In a multi-user game, the players move figures around a common scene. The state of the game is replicated at the players’ workstations and at a server, which contains services controlling the game overall, such as collision detection. Updates are multicast to all replicas.

(i) The figures may throw projectiles at one another and a hit debilitates the unfortunate recipient for a limited time. What type of update ordering is required here? Hint: consider the ‘throw’, ‘collide’ and ‘revive’ events.
(ii) The game incorporates magic devices which may be picked up by a player to assist them. What type of ordering should be applied to the pick-up-device operation?


i) The event of the collision between the projectile and the figure, and the event of the player being debilitated (which, we may assume, is represented graphically) should occur in causal order.

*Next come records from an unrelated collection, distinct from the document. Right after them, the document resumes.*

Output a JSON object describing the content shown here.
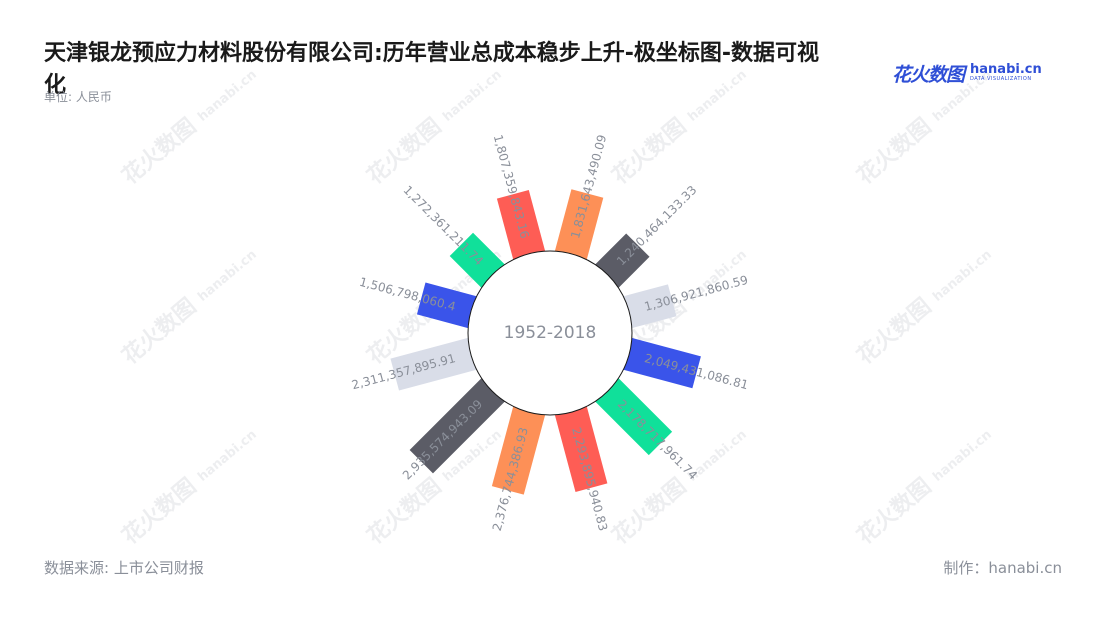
{
  "header": {
    "title": "天津银龙预应力材料股份有限公司:历年营业总成本稳步上升-极坐标图-数据可视化",
    "unit": "单位: 人民币"
  },
  "logo": {
    "cn": "花火数图",
    "en": "hanabi.cn",
    "en_sub": "DATA VISUALIZATION"
  },
  "footer": {
    "source": "数据来源: 上市公司财报",
    "made_by": "制作：hanabi.cn"
  },
  "watermark": {
    "cn": "花火数图",
    "en": "hanabi.cn"
  },
  "chart_data": {
    "type": "bar",
    "coordinate": "polar",
    "center_label": "1952-2018",
    "label_color": "#8a8f99",
    "inner_circle_stroke": "#1a1a1a",
    "palette": [
      "#fe5d55",
      "#fd9057",
      "#5b5c66",
      "#d9dde8",
      "#3a54ea",
      "#10e09a"
    ],
    "bars": [
      {
        "label": "1,807,359,843.16",
        "value": 1807359843.16
      },
      {
        "label": "1,831,643,490.09",
        "value": 1831643490.09
      },
      {
        "label": "1,240,464,133.33",
        "value": 1240464133.33
      },
      {
        "label": "1,306,921,860.59",
        "value": 1306921860.59
      },
      {
        "label": "2,049,431,086.81",
        "value": 2049431086.81
      },
      {
        "label": "2,178,717,961.74",
        "value": 2178717961.74
      },
      {
        "label": "2,293,895,940.83",
        "value": 2293895940.83
      },
      {
        "label": "2,376,744,386.93",
        "value": 2376744386.93
      },
      {
        "label": "2,935,574,943.09",
        "value": 2935574943.09
      },
      {
        "label": "2,311,357,895.91",
        "value": 2311357895.91
      },
      {
        "label": "1,506,798,060.4",
        "value": 1506798060.4
      },
      {
        "label": "1,272,361,211.74",
        "value": 1272361211.74
      }
    ]
  }
}
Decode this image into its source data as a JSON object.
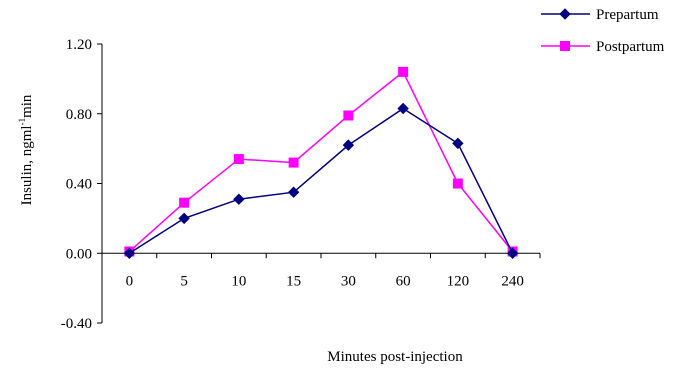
{
  "chart_data": {
    "type": "line",
    "title": "",
    "xlabel": "Minutes post-injection",
    "ylabel": "Insulin, ngml",
    "ylabel_sup": "-1",
    "ylabel_tail": "min",
    "categories": [
      "0",
      "5",
      "10",
      "15",
      "30",
      "60",
      "120",
      "240"
    ],
    "ylim": [
      -0.4,
      1.2
    ],
    "yticks": [
      -0.4,
      0.0,
      0.4,
      0.8,
      1.2
    ],
    "ytick_labels": [
      "-0.40",
      "0.00",
      "0.40",
      "0.80",
      "1.20"
    ],
    "grid": false,
    "legend_position": "top-right",
    "series": [
      {
        "name": "Prepartum",
        "marker": "diamond",
        "color": "#000080",
        "values": [
          0.0,
          0.2,
          0.31,
          0.35,
          0.62,
          0.83,
          0.63,
          0.0
        ]
      },
      {
        "name": "Postpartum",
        "marker": "square",
        "color": "#FF00FF",
        "values": [
          0.01,
          0.29,
          0.54,
          0.52,
          0.79,
          1.04,
          0.4,
          0.01
        ]
      }
    ]
  }
}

Moreover, changes in the velocity of the figure and the projectile chasing it should be causally ordered. Assume that the workstation at which the projectile was launched regularly announces the projectile’s coordinates, and that the workstation of the player corresponding to the figure regularly announces the figure’s coordinates and announces the figure’s debilitation. These announcements should be processed in causal order. (The reader may care to think of other ways of organising consistent views at the different workstations.)

ii) If two players move to pick up a piece at more-or-less the same time, only one should succeed and the identity of the successful player should be agreed at all workstations. Therefore total ordering is required.
The most promising architecture for a game such as this is a peer group of game processes, one at each player’s workstation. This is the architecture most likely to meet the real-time update propagation requirements; it also is robust against the failure of any one workstation (assuming that at least two players are playing at the same time).